Tissue Concepts: supervised foundation models in computational pathology

TL;DR

This work presents Tissue Concepts, a supervised foundation-model-style encoder trained via multi-task learning on 16 pathology-related tasks to produce a robust tissue-concept representation with approximately $912{,}000$ patches. The encoder is evaluated through a MIL-based WSI classification pipeline across four cancers (breast, colon, lung, prostate) and multiple centers, showing performance comparable to self-supervised baselines while using only a fraction of the data and resources. Across breast, prostate, colorectal, and lung datasets, Tissue Concepts demonstrates strong cross-center generalization and outperforms ImageNet baselines, underscoring the value of domain-specific supervised pre-training for computational pathology. The study highlights data- and energy-efficiency benefits, while identifying ongoing challenges in cross-center transfer and the potential for organ-specific fine-tuning to further improve performance and generalizability.

Abstract

Due to the increasing workload of pathologists, the need for automation to support diagnostic tasks and quantitative biomarker evaluation is becoming more and more apparent. Foundation models have the potential to improve generalizability within and across centers and serve as starting points for data efficient development of specialized yet robust AI models. However, the training foundation models themselves is usually very expensive in terms of data, computation, and time. This paper proposes a supervised training method that drastically reduces these expenses. The proposed method is based on multi-task learning to train a joint encoder, by combining 16 different classification, segmentation, and detection tasks on a total of 912,000 patches.
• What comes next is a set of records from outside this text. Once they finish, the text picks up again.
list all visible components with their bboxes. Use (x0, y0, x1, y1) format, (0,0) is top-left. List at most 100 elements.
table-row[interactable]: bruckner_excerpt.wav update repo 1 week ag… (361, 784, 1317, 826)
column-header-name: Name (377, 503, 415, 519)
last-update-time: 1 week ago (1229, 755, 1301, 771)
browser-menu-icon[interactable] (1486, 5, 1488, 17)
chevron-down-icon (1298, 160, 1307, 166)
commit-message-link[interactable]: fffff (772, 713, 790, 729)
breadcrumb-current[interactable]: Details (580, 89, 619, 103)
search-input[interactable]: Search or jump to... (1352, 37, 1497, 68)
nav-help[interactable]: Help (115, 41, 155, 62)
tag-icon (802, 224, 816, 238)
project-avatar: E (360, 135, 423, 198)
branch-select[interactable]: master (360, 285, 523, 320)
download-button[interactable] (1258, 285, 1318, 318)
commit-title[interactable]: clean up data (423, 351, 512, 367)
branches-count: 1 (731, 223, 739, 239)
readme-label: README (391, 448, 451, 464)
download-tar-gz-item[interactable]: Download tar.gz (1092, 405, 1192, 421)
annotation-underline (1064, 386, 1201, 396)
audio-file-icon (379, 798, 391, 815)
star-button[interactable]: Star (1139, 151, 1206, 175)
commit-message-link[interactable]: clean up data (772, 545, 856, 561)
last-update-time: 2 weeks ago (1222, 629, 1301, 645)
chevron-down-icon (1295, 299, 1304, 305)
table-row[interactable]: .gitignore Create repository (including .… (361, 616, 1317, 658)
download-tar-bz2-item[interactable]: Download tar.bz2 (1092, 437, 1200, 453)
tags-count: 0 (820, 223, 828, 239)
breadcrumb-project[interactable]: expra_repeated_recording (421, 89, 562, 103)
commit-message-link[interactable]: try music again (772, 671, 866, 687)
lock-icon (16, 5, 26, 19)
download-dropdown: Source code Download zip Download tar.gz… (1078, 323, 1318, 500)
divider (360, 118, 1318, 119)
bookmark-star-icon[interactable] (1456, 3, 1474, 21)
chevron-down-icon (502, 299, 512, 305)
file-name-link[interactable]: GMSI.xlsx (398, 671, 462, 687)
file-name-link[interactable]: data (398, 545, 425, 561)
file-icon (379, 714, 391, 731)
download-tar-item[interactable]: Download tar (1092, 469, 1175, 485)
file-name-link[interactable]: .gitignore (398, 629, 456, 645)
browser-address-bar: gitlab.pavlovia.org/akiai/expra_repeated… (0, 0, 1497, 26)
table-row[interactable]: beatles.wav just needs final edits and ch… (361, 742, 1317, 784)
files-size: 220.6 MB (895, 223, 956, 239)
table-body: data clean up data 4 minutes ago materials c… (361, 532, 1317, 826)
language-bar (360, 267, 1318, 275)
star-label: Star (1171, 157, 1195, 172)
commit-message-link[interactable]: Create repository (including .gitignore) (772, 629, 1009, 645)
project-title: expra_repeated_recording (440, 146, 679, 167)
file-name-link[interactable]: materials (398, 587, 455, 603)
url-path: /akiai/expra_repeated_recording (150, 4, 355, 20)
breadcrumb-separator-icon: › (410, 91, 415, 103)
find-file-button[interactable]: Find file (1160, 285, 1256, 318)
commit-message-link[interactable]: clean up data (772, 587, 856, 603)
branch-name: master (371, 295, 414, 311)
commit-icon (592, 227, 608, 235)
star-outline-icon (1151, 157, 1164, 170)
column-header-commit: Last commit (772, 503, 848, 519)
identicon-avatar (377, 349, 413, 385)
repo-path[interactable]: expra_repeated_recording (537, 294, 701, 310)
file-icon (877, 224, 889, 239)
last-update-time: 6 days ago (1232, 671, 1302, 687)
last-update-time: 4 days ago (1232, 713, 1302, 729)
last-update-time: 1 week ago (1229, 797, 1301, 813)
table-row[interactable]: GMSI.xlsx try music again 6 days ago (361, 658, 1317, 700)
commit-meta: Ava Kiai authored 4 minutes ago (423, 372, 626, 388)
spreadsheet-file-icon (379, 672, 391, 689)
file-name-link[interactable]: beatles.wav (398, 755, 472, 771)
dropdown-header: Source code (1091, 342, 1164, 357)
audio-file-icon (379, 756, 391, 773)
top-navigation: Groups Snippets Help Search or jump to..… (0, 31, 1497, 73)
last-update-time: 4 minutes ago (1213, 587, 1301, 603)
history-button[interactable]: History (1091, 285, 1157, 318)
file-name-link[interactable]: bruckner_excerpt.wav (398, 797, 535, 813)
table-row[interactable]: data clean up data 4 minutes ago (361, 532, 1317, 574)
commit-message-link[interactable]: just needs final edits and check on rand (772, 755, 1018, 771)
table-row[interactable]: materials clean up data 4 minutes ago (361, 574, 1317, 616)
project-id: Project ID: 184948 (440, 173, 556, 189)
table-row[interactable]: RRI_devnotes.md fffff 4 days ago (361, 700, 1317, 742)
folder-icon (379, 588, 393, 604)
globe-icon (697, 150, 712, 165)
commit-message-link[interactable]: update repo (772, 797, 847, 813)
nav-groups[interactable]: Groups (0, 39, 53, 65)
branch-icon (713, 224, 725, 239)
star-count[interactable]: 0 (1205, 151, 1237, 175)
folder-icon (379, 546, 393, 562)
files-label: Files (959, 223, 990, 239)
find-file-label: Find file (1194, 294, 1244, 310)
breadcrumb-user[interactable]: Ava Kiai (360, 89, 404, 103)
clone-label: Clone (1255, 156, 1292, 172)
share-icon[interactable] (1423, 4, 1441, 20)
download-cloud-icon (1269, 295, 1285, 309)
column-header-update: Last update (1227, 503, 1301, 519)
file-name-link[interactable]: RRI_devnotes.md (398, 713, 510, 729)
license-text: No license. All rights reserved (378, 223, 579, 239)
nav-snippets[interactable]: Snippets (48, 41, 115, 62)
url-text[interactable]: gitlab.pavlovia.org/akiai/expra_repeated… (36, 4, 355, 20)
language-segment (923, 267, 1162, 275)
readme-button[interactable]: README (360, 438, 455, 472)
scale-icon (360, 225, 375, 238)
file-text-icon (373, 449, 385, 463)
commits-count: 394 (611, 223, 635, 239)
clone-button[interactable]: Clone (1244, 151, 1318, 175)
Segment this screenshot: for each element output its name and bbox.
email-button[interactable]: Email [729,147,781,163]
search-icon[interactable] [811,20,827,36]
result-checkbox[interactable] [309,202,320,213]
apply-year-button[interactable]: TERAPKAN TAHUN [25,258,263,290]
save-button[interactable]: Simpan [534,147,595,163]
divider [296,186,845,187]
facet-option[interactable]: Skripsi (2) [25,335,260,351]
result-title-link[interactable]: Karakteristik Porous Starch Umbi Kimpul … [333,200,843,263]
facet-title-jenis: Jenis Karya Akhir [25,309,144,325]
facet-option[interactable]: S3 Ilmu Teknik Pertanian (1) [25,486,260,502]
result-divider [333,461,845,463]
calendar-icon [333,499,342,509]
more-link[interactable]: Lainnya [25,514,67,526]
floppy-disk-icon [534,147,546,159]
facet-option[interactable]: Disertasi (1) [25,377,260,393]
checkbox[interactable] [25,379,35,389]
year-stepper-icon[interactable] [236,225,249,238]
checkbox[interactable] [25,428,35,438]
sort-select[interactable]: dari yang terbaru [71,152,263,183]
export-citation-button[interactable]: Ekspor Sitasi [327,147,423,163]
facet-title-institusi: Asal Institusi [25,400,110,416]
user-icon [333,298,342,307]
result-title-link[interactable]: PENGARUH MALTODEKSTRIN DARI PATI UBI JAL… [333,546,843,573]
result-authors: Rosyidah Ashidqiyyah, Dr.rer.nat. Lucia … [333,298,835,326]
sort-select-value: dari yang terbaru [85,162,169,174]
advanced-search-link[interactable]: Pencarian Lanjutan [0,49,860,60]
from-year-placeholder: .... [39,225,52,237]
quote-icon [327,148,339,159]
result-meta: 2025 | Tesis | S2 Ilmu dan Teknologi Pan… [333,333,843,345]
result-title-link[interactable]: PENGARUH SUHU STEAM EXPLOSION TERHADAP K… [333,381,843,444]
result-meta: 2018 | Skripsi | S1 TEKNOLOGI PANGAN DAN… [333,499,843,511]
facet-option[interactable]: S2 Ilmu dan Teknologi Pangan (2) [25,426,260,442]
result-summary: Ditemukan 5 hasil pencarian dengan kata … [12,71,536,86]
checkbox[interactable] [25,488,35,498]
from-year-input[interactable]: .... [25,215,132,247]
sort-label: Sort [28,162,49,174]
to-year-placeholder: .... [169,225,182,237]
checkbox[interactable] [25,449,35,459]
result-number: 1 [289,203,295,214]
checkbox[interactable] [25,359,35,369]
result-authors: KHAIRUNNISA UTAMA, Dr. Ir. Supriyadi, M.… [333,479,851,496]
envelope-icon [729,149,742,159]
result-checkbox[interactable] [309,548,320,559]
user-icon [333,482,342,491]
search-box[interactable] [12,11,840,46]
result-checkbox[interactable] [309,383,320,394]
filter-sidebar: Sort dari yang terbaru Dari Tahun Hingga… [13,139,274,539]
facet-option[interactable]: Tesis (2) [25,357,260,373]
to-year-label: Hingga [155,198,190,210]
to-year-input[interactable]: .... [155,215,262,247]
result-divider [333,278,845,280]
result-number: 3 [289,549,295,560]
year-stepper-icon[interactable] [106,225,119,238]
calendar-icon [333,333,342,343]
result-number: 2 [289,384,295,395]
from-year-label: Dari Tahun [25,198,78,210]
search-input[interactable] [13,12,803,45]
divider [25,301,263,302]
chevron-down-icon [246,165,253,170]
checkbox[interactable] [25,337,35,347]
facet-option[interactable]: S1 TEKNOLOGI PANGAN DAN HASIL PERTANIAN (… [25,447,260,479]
Since the encoder is capable of capturing the properties of the samples, we term it the Tissue Concepts encoder. To evaluate the performance and generalizability of the Tissue Concepts encoder across centers, classification of whole slide images from four of the most prevalent solid cancers - breast, colon, lung, and prostate - was used. The experiments show that the Tissue Concepts model achieve comparable performance to models trained with self-supervision, while requiring only 6% of the amount of training patches. Furthermore, the Tissue Concepts encoder outperforms an ImageNet pre-trained encoder on both in-domain and out-of-domain data.

Figures (3)

• Figure 1: Overview of the study. a) Different pre-training of Tissue Concepts using multi-task learning on 16 different tasks. b) the shared encoder is evaluated using multiple-instance learning on WSI classification. From each WSI, patches of size $224 \times 224$ are extracted in an iterative windowing fashion and the latent representation is positioned at the same spatial location as the patches. A simple CNN is trained on the latent WSIs to learn the label at the slice level.
• Figure 2: Sample efficiency for encoders of different specificity on the BACH patch classification dataset. Each boxplot represents 10 repetitions. The TC-Swin encoder is compared to the tiny swin transformer ImageNet weights and a small swin transformer of UMedPT schafer_overcoming_2023. The F1-scores are plotted against increasing numbers of images per class to examine sample efficiency.
• Figure 3: Organ-specific model performance when applied to downstream data. Models consist of organ-specific head and frozen encoders: ImageNet, CTP, TC-Swin, TC-Conv. While breast, colorectal, and prostate tissue was included in the pre-training, no lung tissue has been used during encoder pre-training of TC. "Breast" shows the results on three different classification tasks based on the BRACS dataset. "Colon" shows the cross-center performance between sites of the SemiCol challenge when trained on one center and evaluated on the others. "Lung" shows a 5-fold cross-validation and a cross-center evaluation. "Prostate" shows the performance on two cross-center evaluations as well as a 5-fold cross-validation from the Panda-challenge dataset. Boxes cover the inter-quartile-range, the median is marked by a horizontal line.